Assessment of the effect on food intake and sleep cycle of the SQAd NAs in mice

25 g male SWISS albino mice housed in individual cages were injected with either SQAd NAs (15 mg/kg) or dextrose 5% (N=10 animals/group). Individual mice and their corresponding food were weighed 12 hours post-injection and then regularly for seven days. For sleep cycle experiments, 25 g male SWISS albino mice were implanted with two cortical, two ocular and two muscular electrodes. 7 days post-surgery, they were individually placed in recording cages and allowed to habituate for three days. On the day of the experiment, the mice were disconnected, intravenously injected with either SQAd NAs (15 mg/kg) or dextrose 5% (N=15 animals/group) and then immediately reconnected for 24 h recording.

Assessment of the systemic toxicity of the SQAd NAs in mice

25 g male SWISS albino mice were injected with either SQAd NAs (15 mg/kg) or dextrose 5% (N=5 animals/group). 1, 7 or 28 days post-injection, the animals were anaesthetised using pentobarbital and blood was collected by intracardiac sampling for hematology and serum analysis. Liver, kidneys, spleen and lungs were then excised, fixed, paraffin-embedded, and cut into 5 μm-thick sections. HES staining was performed on all the organs for analysis of the morphology.

Pharmacokinetic of the radiolabelled SQAd NAs in mice

Radiolabelled SQAd NAs were injected to 25 g male SWISS albino mice (15 mg/kg, 600 μCi/kg). 1 min, 5 min, 15 min, 30 min, 1h and 24 h post-injection animals were anaesthetised using pentobarbital, blood was collected by intracardiac sampling and immediately centrifuged to isolate plasma. Samples were then analysed by radio-HPLC.

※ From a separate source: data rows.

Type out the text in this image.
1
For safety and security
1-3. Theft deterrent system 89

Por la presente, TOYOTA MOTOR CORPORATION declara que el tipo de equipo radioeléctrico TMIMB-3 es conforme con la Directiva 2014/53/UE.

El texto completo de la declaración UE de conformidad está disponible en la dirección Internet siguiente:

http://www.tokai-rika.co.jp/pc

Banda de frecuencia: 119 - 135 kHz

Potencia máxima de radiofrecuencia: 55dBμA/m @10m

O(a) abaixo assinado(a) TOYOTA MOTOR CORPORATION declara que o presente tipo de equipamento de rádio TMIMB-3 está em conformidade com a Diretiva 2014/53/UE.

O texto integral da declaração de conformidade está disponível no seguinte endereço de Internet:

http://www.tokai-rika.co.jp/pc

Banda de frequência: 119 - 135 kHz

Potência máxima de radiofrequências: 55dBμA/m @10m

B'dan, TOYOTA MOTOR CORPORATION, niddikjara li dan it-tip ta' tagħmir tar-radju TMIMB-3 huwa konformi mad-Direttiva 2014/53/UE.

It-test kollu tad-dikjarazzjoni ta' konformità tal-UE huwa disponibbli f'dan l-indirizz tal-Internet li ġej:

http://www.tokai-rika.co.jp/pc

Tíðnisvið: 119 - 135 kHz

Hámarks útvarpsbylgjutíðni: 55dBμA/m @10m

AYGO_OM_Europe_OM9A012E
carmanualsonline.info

Nanoparticles internalisation by hCMEC/D3 (flow cytometry and confocal microscopy)

hCMEC/D3 cells were seeded in 24-wells plates (50,000 cells/cm2). Cells were grown for 7 days and then incubated with 10 μg/mL fluorescent SQAd NAs. For flow cytometry, cell fluorescence was recorded using a flow cytometer C6 with an excitation source at 488 nm and collecting the emission at 515 nm. For confocal microscopy, if required at the end of the incubation time, nuclei were stained with 10 μM of SYTO61 for 2h at 37°C, followed by membranes staining with 10 μg/mL WGA AlexaFluor 555 for 20 min at 37°C. Cells were then fixed and imaged with a LSM510 Zeiss confocal microscope using lasers at 488 nm (nanoassemblies), 543 nm (membranes) and 633 nm (nuclei).